Shunning guns and bombs for pumps and tools, the efforts of the team, including Trish Kanous of St. Paul, were designed to let Iraqis know that the American people and the American government are two very distinct entities with often very different agendas. Ironically, the plants the group rebuilt are part of the same civilian infrastructure that the United States military targeted during the Persian Gulf war in 1991. That the facilities remain in disrepair over 11 years later stems from Iraq's inability to import the equipment necessary to rebuild them.
These import prohibitions are rooted in a sanctions regime imposed in 1990 by the United Nations but largely maintained by officials in Washington and London. In the years since the war, the sanctions have killed upwards of a million Iraqi civilians, including hundreds of thousands of children under the age of five, according to U.N. estimates.
Those dying are not high-ranking officials in Baghdad. Instead, they are those individuals largely powerless to rid their country of its dictator - dissent in Iraq brings torture, imprisonment, or worse - yet punished for the continued existence of this formerly US-backed regime.

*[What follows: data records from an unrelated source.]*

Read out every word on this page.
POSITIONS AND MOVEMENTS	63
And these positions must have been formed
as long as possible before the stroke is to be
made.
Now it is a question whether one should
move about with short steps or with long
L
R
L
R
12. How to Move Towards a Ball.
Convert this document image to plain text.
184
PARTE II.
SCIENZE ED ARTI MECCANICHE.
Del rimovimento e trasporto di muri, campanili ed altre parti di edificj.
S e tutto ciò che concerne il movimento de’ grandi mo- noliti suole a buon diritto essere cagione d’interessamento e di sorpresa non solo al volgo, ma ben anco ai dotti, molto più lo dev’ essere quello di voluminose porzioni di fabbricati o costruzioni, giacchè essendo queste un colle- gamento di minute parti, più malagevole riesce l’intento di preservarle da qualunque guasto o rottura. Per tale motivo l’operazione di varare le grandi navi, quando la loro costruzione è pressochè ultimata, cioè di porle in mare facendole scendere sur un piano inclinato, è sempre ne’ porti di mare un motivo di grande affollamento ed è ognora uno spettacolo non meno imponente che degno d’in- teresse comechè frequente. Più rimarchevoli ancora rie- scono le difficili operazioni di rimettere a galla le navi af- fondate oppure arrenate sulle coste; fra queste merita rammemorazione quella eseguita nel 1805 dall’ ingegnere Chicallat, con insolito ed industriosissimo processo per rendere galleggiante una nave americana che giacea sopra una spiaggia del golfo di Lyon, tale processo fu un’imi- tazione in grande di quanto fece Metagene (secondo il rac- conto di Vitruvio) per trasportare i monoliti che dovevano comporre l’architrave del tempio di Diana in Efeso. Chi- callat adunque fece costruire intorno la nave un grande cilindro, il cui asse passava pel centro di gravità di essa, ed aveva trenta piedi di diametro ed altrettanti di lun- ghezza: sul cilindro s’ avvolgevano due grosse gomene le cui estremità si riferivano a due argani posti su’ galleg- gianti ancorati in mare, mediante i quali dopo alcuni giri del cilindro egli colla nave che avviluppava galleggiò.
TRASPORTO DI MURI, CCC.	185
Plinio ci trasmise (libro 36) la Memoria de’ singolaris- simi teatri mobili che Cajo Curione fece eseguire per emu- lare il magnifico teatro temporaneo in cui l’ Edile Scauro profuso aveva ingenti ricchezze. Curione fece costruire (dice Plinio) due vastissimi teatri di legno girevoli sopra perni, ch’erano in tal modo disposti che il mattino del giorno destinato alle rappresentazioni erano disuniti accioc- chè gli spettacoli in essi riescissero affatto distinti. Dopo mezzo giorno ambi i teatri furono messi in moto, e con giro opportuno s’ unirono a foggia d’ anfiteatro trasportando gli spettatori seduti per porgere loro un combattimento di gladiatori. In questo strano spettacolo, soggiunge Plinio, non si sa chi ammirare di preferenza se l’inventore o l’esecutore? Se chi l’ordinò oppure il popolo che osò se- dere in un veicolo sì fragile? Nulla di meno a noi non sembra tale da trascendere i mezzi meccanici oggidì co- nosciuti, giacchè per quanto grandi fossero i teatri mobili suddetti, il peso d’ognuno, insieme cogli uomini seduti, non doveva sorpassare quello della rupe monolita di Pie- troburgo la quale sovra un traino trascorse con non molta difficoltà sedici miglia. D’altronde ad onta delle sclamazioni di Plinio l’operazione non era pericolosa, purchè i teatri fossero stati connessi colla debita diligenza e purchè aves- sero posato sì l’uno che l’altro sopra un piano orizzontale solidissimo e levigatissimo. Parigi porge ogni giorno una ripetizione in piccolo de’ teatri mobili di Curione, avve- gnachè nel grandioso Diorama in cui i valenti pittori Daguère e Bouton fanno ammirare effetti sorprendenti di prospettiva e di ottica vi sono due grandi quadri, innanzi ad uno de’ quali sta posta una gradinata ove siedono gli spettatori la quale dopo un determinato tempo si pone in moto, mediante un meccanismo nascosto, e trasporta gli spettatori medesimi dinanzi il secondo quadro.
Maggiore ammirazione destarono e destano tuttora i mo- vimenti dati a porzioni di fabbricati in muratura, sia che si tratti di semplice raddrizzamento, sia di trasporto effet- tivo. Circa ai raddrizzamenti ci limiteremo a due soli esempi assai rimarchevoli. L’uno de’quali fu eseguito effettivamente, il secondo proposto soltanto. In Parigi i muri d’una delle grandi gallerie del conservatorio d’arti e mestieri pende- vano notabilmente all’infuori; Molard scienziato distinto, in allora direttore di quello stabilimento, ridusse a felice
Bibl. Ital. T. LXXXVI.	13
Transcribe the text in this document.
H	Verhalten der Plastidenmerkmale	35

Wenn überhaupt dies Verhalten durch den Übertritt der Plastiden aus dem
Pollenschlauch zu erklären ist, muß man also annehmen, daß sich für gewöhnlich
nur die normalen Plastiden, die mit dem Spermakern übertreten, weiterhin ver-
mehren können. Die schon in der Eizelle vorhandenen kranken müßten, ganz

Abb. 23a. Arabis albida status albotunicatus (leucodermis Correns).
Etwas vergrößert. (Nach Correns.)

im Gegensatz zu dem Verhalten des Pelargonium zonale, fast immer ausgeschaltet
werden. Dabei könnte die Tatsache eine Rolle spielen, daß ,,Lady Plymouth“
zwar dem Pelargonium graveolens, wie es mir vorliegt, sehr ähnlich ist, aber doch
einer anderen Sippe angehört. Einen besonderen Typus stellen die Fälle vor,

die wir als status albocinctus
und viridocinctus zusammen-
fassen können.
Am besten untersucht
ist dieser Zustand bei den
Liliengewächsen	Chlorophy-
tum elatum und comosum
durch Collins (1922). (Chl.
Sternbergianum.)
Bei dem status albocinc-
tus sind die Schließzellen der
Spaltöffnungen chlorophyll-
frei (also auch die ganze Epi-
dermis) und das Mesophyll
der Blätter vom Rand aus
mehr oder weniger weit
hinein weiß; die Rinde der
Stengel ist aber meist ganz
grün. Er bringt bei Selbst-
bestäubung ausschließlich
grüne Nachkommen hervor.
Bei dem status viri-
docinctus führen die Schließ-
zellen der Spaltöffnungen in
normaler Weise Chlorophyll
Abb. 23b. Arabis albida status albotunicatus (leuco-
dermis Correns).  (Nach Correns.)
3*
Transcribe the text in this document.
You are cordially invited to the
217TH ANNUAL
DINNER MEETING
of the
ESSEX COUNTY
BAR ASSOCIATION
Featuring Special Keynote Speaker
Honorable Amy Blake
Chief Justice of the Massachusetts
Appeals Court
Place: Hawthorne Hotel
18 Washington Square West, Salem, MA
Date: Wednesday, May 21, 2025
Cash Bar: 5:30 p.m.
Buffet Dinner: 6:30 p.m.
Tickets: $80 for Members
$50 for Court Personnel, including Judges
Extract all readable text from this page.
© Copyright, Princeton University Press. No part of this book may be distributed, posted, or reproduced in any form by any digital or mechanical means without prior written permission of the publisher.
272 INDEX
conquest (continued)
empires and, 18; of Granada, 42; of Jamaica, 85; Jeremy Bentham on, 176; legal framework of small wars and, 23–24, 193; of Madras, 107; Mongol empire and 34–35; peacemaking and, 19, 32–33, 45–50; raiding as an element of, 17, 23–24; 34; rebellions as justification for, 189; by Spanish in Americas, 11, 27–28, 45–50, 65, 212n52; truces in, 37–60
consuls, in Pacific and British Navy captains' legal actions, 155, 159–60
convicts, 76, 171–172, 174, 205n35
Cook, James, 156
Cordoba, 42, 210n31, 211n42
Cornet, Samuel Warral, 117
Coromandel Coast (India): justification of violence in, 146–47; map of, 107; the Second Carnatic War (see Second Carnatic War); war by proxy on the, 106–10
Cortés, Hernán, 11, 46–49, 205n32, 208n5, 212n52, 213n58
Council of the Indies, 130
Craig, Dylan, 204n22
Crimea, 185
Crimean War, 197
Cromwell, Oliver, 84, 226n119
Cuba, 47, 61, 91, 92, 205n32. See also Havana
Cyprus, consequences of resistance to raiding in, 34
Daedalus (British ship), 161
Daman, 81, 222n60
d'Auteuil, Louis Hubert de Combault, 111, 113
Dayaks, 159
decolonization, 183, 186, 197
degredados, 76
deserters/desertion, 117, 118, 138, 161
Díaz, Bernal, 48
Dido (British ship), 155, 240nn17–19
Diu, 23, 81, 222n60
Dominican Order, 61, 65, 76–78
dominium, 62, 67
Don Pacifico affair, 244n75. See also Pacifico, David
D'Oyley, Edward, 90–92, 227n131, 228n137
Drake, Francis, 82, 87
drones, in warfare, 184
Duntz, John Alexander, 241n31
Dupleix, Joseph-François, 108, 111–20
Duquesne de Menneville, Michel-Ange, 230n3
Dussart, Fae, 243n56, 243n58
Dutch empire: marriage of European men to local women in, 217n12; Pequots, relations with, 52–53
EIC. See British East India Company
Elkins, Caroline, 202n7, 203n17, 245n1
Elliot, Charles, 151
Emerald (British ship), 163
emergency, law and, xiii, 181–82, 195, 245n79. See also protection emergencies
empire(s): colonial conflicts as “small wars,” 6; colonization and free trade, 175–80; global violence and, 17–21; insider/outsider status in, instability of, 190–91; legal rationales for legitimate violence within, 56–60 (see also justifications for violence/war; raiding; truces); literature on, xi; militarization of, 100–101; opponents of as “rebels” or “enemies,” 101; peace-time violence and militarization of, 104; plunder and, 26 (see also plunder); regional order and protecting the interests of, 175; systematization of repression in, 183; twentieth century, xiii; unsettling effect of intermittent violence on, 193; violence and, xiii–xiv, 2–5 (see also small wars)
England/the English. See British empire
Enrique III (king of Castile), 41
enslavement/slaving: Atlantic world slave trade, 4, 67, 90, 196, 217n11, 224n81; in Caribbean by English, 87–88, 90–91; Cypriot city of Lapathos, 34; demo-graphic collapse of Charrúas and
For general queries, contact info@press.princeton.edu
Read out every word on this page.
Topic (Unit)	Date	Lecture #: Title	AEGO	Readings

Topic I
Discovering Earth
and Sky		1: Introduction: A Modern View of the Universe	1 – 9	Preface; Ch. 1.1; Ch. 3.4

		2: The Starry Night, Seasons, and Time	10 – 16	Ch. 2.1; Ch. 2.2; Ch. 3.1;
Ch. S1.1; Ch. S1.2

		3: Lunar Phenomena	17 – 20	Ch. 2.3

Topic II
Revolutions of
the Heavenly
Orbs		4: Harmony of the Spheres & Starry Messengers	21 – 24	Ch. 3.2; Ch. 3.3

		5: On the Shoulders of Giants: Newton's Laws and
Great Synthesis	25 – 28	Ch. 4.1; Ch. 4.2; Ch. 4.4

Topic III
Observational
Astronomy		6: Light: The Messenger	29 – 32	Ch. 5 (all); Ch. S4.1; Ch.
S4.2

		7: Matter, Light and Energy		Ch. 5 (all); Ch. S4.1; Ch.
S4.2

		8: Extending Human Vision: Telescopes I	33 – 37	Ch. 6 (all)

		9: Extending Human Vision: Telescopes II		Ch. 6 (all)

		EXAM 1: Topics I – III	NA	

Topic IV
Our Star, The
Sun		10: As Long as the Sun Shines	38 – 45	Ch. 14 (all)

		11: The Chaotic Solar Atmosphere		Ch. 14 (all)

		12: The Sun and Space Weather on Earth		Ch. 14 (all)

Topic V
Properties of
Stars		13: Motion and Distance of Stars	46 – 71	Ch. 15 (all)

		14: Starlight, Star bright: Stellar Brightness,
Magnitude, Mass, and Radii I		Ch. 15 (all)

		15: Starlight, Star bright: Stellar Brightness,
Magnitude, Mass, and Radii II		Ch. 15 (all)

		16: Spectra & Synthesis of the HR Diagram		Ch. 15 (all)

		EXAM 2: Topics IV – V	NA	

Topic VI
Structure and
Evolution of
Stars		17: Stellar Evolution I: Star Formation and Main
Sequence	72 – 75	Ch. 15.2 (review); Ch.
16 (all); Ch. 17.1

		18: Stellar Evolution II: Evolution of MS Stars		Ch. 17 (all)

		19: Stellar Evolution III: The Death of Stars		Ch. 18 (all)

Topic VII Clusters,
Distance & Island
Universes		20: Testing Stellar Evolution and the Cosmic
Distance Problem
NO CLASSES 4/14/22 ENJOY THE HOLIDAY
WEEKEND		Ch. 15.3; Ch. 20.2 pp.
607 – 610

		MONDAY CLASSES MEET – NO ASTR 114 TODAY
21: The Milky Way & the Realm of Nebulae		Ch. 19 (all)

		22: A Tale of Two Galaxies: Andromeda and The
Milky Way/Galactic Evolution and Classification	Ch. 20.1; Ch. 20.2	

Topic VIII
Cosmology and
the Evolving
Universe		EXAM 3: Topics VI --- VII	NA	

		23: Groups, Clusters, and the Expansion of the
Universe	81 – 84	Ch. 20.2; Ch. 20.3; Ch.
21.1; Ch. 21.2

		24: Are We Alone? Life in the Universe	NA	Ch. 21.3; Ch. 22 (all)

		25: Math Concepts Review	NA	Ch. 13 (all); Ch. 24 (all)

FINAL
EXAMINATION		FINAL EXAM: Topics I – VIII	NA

Washington's ability to maintain its assault on the Iraqi civilian population has depended on its successful effort to identify the country almost exclusively with Saddam Hussein. For many Americans, there are no Iraqi people, only a dangerous Iraqi tyrant. But Iraq is no more just Saddam Hussein than the United States is just George W. Bush. Iraq is a country of children and their parents, siblings, grandparents, aunts and uncles. Like people everywhere, Iraqis are students and intellectuals, workers and farmers, Muslims and Christians, atheists and agnostics.
While receiving relatively little media coverage in the United States, the movement of which Veterans for Peace is a part has caused considerable concern in Washington. In fact, facing substantial international pressure, the United States agreed in May to a revised sanctions regime that allows for the import of a greater number of items.
At first glance this might appear to be a victory for basic human decency, but such a modification is, in fact, only cosmetic. Tom Sager, a retired professor from Rolla, Mo., went to Iraq with the group. "The new so-called 'smart sanctions' are an attempt to put a kind face on a murderous policy," he said. "This policy will not rebuild Iraq's health sector or provide clean water for its people. It does nothing to provide the foreign investment needed to revitalize Iraq's oil industry or the cash necessary to pay its teachers and health care workers. At best, it may provide a slight improvement in living conditions. It is equivalent to providing a Band-Aaid where major surgery is needed. We remain unequivocally opposed to sanctions."
The Iraqi people, not Saddam or his officials, suffer most from U.S. policy. Until the sanctions are lifted, civilians will tragically continue to die. The morally bankrupt policies that the United States insists must continue killed hundreds of Iraqi children last week. The sanctions are killing hundreds of children this week, and they will kill hundreds more next week.
For months the Bush administration has been preparing this country for another war with Iraq. Americans must demand that the carnage finally end.